BRADENTON -- It was a perfect day Wednesday for the grand opening of Manatee County's new Neal Preserve, a 120-acre ecological gem that overlooks Sarasota Bay.
A sunny, azure sky, and a brisk, cool breeze greeted enthusiastic residents, who flocked to see the lush natural beauty of the park at 12301 Manatee Ave. W.
Just before the ceremony, a traffic jam developed at the park entrance, which police quickly dispatched.
"Wow, what a beautiful day," Manatee County Commissioner John Chappie told the crowd. "You know ... it is an honor to be here to help dedicate the latest in a series of incredible jewels in Manatee County's conservation lands system that we have here."
"With this addition of this
gorgeous park, Neal Preserve helps to boost what has become an incredible public asset around Palma Sola Bay."
The county's almost 30,000 acres of natural conservation lands has become its attractive "calling card," Chappie noted, thanking Charlie Hunsicker, county director of parks and natural resources, for his efforts.
The Neal family, which donated $6.9 million to help county officials to buy the land, wore huge smiles.
Pat Neal, a developer who said he had owned the land since 1982, remembered that the Curtiss-Wright Co., from which he bought the property, had clear-cut all its natural vegetation, including all the mangroves, in a mistaken attempt to try to circumvent new federal environmental laws.
"...I guess it's fair to say that I've spent much of my last 32 years learning about appreciating -- and I hope in our way as builders -- improving this property," Neal said.

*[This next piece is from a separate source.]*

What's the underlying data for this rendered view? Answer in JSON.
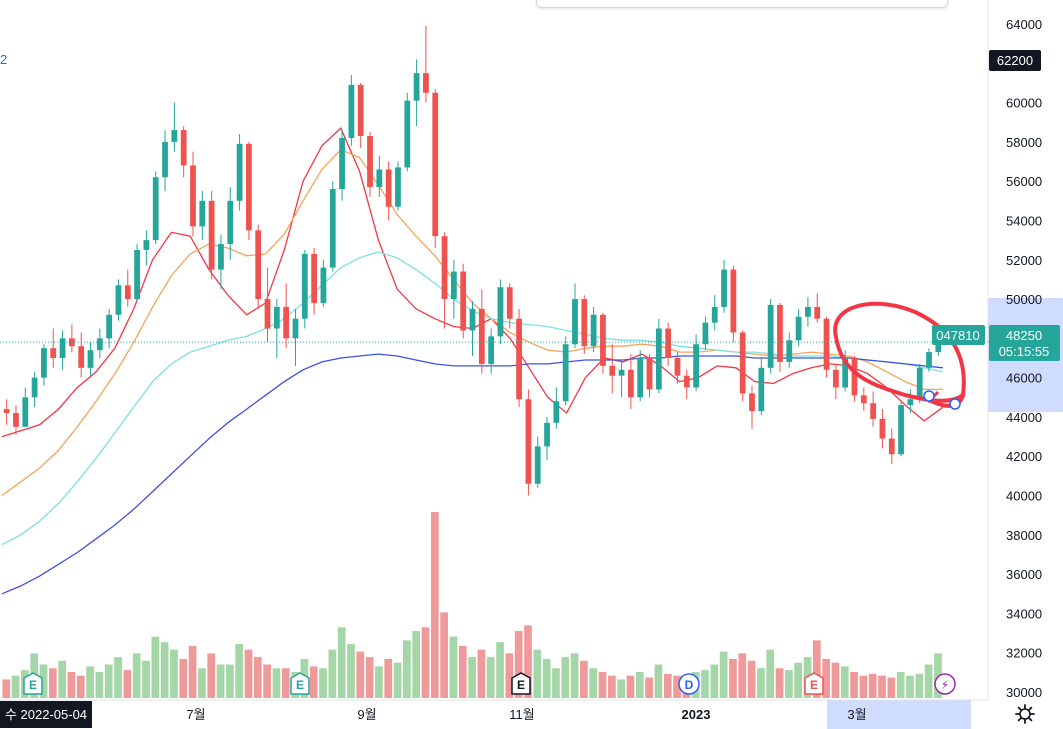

"It is, of course, my extreme wish that our family and every family that grows up in our community grows up and prospers with the economy and weather and ecological benefits of our town, but also has some opportunity to see parts of our town that are preserved for all time," Neal added.
The ribbon was ceremoniously cut, the crowd streamed into the park.
"We'll enjoy it," said April Woodside, 39, of Bradenton, a museum curator and mother.
She had brought her two children, Zach, 5, and Kate, 3, who had made the climb to the top of the preserve's observation tower.
"It's great," she continued. "We're already planning more hikes with our moms group; we appreciate the area we live in."
Philip Webb, 84, a retired snowbird living in Bradenton and Gatlinburg, Tenn., said the park was beautifully planned and constructed.
Gesturing toward his wife, June, 81, he said, "We're looking forward to hiking here."